Johansen had also raised an issue with his attorney not calling Brandi’s son to the stand. The court revealed why: “trial counsel did not believe it was a good idea to call RB to testify because
he would likely testify that he heard his mother scream before she was shot by defendant and due to” the child’s age.

It was an unintentionally wrenching part of the judge’s order, when paired with a memory of the trial: the jury got to see video of the moments before Brandi was shot, when she was in the kitchen with her son, calmly drinking coffee and sweetly talking to him about going to the fair later that day, if he wished. He did. There were moments of silence, and then there was her son, off camera, being heard telling his mother he loved her. Those may have been his last words to his mother.

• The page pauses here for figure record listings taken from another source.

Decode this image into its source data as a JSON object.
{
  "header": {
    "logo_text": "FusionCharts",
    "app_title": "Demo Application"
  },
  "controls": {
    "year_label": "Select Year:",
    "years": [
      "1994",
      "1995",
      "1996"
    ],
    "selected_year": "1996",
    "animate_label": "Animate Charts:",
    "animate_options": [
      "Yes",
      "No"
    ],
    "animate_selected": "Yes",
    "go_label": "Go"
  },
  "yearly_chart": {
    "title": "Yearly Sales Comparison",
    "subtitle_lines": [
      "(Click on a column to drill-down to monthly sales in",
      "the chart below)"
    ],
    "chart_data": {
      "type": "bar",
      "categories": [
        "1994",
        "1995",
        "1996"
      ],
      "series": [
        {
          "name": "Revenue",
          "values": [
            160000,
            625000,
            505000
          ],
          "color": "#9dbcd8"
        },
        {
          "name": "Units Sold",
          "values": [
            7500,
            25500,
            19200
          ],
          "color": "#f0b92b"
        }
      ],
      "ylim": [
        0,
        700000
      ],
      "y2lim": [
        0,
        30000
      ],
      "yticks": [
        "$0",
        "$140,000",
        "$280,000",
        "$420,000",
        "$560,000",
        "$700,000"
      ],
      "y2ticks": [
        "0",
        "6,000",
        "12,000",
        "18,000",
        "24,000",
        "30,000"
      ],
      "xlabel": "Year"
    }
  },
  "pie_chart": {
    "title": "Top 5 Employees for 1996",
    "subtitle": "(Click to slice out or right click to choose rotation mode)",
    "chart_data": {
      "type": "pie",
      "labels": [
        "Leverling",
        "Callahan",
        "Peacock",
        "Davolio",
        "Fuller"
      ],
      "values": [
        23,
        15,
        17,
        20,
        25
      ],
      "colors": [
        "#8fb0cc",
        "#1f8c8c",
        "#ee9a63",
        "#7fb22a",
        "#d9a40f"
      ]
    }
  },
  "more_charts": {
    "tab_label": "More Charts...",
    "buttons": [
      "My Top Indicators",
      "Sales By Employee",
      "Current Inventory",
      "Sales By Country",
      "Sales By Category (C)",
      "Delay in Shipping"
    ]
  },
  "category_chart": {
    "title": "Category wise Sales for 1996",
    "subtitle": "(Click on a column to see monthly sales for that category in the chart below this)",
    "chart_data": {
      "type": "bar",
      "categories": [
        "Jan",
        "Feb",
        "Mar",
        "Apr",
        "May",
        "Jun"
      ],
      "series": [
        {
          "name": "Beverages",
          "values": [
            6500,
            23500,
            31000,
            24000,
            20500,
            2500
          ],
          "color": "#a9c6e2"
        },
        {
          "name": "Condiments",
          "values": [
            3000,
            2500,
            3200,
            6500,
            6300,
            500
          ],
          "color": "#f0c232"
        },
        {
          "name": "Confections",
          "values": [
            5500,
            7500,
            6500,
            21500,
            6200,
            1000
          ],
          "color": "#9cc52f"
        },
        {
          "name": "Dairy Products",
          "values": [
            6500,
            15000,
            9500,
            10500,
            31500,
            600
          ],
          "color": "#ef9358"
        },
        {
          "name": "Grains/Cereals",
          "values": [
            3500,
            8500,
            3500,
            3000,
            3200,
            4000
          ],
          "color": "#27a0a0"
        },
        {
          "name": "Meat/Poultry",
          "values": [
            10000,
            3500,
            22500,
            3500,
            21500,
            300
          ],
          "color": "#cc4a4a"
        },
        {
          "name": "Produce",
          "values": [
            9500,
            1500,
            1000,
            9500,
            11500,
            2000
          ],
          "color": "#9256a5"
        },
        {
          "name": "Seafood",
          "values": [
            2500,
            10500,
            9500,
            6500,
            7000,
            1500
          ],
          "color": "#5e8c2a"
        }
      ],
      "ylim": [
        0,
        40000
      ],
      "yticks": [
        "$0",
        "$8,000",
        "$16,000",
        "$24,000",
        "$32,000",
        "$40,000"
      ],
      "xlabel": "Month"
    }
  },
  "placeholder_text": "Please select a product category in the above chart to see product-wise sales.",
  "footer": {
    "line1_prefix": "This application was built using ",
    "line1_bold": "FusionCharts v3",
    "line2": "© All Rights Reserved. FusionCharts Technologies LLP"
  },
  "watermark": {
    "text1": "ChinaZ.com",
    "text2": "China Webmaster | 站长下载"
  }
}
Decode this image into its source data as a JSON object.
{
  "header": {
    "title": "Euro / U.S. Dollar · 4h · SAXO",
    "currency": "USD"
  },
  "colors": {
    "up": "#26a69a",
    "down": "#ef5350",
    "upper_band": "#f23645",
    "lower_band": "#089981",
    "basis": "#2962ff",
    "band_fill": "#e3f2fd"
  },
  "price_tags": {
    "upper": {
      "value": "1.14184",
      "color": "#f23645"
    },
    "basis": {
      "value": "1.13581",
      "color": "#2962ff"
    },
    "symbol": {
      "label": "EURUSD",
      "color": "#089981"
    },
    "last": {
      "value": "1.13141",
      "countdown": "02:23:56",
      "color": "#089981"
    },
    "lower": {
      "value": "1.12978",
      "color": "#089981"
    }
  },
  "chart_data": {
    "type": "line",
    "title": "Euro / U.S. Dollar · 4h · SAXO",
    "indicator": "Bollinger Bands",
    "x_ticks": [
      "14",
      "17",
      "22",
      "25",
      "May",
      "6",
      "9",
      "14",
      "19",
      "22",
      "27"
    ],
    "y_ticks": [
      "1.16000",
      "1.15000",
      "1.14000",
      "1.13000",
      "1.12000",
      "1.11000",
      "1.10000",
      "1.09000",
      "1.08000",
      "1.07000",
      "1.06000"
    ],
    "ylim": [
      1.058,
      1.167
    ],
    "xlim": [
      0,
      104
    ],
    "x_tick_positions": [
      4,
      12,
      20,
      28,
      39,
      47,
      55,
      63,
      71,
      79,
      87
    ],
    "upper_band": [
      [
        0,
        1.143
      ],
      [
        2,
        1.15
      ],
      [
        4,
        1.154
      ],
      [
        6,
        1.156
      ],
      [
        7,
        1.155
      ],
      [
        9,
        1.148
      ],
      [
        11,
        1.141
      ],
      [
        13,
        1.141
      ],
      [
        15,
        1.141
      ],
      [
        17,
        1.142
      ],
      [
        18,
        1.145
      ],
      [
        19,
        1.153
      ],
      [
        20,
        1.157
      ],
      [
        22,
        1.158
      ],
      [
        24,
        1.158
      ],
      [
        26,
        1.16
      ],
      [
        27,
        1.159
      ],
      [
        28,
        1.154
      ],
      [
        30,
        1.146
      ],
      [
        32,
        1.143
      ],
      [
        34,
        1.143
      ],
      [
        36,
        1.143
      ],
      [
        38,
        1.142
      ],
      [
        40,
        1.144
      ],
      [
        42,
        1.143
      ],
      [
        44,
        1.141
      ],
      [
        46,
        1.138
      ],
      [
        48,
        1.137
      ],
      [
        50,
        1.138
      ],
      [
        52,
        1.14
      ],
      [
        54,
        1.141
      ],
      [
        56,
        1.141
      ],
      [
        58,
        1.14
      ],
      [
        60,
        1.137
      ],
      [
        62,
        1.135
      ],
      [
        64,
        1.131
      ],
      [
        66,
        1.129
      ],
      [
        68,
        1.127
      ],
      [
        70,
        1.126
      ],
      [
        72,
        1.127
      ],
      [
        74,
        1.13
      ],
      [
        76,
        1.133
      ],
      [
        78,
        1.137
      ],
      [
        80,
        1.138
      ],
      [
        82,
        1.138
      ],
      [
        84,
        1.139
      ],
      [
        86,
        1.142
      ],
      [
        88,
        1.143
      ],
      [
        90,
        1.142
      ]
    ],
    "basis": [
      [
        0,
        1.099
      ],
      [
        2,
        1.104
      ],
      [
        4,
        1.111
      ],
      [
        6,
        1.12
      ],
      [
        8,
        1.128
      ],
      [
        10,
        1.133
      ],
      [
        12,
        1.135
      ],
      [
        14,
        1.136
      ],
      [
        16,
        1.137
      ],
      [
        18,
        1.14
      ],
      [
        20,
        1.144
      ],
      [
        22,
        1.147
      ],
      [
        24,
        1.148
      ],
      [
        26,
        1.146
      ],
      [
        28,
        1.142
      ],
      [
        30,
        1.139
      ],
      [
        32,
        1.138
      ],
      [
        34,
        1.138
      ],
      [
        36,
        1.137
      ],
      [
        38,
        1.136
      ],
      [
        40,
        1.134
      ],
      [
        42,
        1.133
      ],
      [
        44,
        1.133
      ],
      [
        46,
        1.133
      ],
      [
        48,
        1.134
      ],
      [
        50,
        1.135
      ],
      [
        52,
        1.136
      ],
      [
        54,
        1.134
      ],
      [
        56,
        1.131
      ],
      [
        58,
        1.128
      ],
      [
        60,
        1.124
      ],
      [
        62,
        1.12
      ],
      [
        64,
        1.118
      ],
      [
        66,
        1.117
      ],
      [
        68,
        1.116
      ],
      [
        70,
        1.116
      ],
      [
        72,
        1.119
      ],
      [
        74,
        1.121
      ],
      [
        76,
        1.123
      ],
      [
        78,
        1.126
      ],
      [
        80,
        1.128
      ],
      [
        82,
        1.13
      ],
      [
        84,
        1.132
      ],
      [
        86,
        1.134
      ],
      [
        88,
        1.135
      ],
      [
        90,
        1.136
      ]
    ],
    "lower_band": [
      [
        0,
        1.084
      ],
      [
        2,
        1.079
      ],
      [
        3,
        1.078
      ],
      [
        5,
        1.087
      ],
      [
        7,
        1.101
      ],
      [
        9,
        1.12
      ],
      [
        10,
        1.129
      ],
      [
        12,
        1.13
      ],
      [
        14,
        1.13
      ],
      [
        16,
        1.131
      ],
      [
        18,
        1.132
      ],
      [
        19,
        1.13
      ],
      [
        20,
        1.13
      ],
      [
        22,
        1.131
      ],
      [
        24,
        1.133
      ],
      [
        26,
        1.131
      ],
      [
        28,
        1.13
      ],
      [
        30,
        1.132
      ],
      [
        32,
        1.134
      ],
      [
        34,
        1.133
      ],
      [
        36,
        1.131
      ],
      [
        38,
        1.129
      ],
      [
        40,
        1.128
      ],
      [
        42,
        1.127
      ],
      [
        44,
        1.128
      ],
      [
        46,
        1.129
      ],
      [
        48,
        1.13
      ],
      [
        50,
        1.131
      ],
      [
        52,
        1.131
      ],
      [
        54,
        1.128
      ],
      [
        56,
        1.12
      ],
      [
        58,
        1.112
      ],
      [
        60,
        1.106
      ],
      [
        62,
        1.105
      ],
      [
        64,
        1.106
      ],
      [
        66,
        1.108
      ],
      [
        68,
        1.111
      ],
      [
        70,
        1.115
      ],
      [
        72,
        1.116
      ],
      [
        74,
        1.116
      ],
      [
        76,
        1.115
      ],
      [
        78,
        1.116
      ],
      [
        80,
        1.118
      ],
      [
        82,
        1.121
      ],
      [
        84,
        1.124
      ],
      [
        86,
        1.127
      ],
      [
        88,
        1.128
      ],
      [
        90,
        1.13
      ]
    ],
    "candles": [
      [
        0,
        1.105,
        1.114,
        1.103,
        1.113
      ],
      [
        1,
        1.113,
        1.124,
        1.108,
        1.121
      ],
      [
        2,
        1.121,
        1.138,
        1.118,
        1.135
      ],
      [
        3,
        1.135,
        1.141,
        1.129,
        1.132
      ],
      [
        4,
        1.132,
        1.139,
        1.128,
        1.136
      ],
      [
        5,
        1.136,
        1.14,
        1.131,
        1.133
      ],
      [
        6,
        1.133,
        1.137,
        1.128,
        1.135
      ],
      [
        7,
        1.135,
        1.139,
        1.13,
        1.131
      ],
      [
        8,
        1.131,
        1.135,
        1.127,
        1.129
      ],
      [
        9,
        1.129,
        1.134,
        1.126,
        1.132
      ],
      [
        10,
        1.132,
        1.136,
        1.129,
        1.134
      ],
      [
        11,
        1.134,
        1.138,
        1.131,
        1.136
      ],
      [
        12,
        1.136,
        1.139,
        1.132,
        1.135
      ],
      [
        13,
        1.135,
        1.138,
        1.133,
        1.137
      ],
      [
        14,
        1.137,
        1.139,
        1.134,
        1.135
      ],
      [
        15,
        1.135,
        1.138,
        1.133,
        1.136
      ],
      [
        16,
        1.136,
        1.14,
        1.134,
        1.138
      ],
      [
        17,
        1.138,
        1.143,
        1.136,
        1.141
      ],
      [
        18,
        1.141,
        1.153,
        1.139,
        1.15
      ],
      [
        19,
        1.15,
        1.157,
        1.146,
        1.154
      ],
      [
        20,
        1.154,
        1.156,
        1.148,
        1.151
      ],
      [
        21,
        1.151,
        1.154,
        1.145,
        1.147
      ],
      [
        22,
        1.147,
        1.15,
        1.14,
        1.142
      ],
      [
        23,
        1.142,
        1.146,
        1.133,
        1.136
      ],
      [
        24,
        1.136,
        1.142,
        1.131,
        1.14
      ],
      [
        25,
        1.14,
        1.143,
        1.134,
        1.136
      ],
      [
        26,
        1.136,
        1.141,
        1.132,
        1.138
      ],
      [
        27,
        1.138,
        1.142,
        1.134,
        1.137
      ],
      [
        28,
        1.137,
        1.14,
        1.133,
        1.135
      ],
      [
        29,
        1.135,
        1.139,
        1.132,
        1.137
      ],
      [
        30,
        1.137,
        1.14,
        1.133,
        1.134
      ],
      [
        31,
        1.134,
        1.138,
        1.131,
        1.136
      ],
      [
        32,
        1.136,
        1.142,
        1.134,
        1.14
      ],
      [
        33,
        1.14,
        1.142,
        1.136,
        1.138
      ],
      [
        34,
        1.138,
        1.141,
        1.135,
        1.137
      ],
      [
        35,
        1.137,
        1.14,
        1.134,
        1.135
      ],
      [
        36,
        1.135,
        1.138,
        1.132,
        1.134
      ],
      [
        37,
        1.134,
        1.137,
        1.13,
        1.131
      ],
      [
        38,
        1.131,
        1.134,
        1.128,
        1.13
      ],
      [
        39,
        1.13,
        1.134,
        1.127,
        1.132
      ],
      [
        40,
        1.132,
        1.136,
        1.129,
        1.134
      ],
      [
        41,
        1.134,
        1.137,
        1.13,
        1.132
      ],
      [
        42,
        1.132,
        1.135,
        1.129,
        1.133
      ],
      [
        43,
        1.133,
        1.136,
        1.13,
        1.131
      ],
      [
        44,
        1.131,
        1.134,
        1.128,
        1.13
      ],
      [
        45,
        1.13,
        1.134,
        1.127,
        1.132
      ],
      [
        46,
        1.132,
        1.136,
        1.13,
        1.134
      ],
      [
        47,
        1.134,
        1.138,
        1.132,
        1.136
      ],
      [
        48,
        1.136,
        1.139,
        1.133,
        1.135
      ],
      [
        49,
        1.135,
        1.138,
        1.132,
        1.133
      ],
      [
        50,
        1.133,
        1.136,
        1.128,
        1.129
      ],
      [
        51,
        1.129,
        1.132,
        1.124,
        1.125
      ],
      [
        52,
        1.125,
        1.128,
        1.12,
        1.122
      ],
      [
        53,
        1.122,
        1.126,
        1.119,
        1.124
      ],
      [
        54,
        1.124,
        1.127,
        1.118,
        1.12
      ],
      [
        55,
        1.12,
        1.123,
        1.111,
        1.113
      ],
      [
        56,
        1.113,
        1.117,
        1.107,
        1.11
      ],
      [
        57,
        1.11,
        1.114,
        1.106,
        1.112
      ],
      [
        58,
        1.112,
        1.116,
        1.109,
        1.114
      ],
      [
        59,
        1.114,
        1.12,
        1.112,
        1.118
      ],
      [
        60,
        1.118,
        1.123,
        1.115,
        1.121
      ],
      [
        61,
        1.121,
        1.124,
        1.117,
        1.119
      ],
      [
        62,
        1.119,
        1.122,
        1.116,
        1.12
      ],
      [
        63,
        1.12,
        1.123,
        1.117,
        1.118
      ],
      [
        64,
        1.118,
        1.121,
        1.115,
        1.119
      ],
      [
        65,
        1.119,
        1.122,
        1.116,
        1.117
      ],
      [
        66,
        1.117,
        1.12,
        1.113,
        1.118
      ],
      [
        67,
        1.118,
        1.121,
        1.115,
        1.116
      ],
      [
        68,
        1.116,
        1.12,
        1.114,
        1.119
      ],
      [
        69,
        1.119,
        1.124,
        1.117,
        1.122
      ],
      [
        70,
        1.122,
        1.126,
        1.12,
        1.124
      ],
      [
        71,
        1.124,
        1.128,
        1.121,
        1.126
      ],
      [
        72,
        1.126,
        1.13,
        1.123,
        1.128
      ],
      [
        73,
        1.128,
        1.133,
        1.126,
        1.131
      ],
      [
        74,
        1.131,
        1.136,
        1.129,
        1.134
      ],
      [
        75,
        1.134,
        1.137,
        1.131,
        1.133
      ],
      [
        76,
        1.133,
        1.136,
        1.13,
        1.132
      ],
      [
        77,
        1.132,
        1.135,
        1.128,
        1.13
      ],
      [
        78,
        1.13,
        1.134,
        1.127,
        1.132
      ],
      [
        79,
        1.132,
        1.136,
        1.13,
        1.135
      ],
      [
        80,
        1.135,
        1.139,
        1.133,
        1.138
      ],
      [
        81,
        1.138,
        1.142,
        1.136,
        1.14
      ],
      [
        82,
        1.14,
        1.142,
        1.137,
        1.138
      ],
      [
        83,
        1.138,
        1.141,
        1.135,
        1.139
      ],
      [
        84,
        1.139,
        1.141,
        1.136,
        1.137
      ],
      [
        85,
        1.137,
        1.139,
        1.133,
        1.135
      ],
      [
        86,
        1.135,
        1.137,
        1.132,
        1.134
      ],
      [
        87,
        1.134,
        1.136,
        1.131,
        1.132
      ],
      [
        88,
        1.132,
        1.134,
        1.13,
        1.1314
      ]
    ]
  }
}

By the time he reached his 17th objection, Johansen was claiming that images used at trial, such as those of the bullets in the murder, were fabricated. The phrase “not credible,” associated with Johansen, appears nine times in the order.

Circuit Judge Dawn Nichols. (© FlaglerLive)
Circuit Judge Dawn Nichols. (© FlaglerLive)

To prevail, Nichols concluded, Johansen would have had to show that Wood had been both deficient in his defense and prejudiced against Johansen. He was neither, the judge found.

The case was investigated by the Flagler County Sheriff’s office and prosecuted by Assistant State Attorneys Jennifer Dunton and Jason Lewis. Johansen, who is held at Walton prison in the Panhandle, may yet appeal to the Fifth District Court of Appeal.